Fission Barriers at the End of the Chart of Nuclides
P. Möller, A. J. Sierk, T. Ichikawa, A. Iwamoto, M. Mumpower
Phys. Rev C 91 024310 (2015)
We present calculated fission-barrier heights for 5239 nuclides, for all nuclei between the proton and neutron drip lines with $171 \le A \le 330$. The barriers are calculated in the macroscopic-microscopic finite-range liquid-drop model with a 2002 set of macroscopic-model parameters. The saddle-point energies are determined from potential-energy surfaces based on more than five million different shapes, defined by five deformation parameters in the three-quadratic-surface shape parameterization: elongation, neck diameter, left-fragment spheroidal deformation, right-fragment spheroidal deformation, and nascent-fragment mass asymmetry. The energy of the ground state is determined by calculating the lowest-energy configuration in both the Nilsson perturbed-spheroid ($\epsilon$) and in the spherical-harmonic ($\beta$) parameterizations.
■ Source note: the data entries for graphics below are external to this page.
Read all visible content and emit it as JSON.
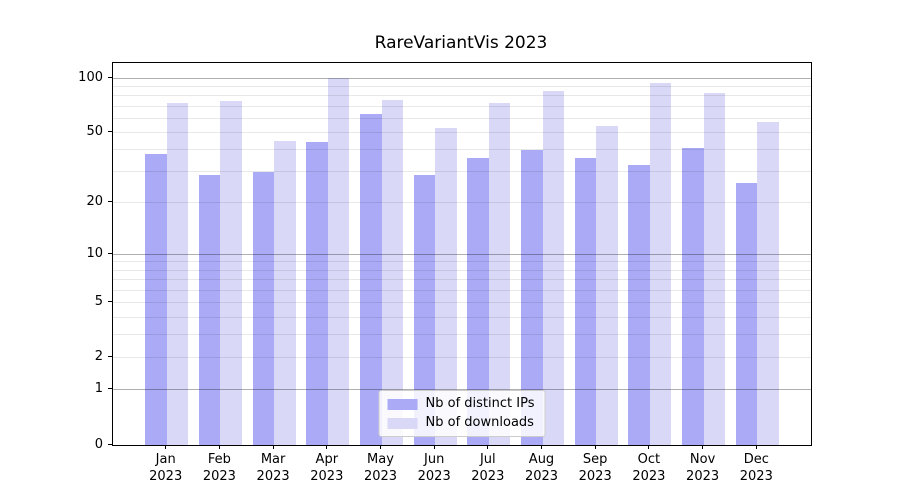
{
  "title": "RareVariantVis 2023",
  "chart_data": {
    "type": "bar",
    "title": "RareVariantVis 2023",
    "categories": [
      "Jan",
      "Feb",
      "Mar",
      "Apr",
      "May",
      "Jun",
      "Jul",
      "Aug",
      "Sep",
      "Oct",
      "Nov",
      "Dec"
    ],
    "category_year": "2023",
    "series": [
      {
        "name": "Nb of distinct IPs",
        "color": "#aaaaf6",
        "values": [
          38,
          29,
          30,
          44,
          63,
          29,
          36,
          40,
          36,
          33,
          41,
          26
        ]
      },
      {
        "name": "Nb of downloads",
        "color": "#d9d9f7",
        "values": [
          73,
          75,
          45,
          100,
          76,
          53,
          73,
          85,
          54,
          94,
          83,
          57
        ]
      }
    ],
    "xlabel": "",
    "ylabel": "",
    "y_scale": "log1p",
    "ylim": [
      0,
      121
    ],
    "y_tick_values": [
      0,
      1,
      2,
      5,
      10,
      20,
      50,
      100
    ],
    "y_major_gridlines": [
      1,
      10,
      100
    ],
    "y_minor_gridlines": [
      2,
      3,
      4,
      5,
      6,
      7,
      8,
      9,
      20,
      30,
      40,
      50,
      60,
      70,
      80,
      90
    ],
    "grid": true,
    "legend_position": "lower center",
    "colors": {
      "grid_major": "#b0b0b0",
      "grid_minor": "#e8e8e8",
      "axis": "#000000",
      "background": "#ffffff"
    }
  }
}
The lower of the two results (correcting for zero-point motion) is defined as the ground-state energy. The effect of axial asymmetry on the inner barrier peak is calculated in the $\epsilon-\gamma$ parameterization. We have earlier benchmarked our calculated barrier heights to experimentally extracted barrier parameters and found average agreement to about one MeV for known data across the nuclear chart. Here we do additional benchmarks and investigate the qualitative, and when possible, quantitative agreement and/or consistency with data on $\beta$-delayed fission, isotope generation along prompt-neutron-capture chains in nuclear-weapons tests, and superheavy-element stability. These studies all indicate that the model is realistic at considerable distances from the region of nuclei where its parameters were determined.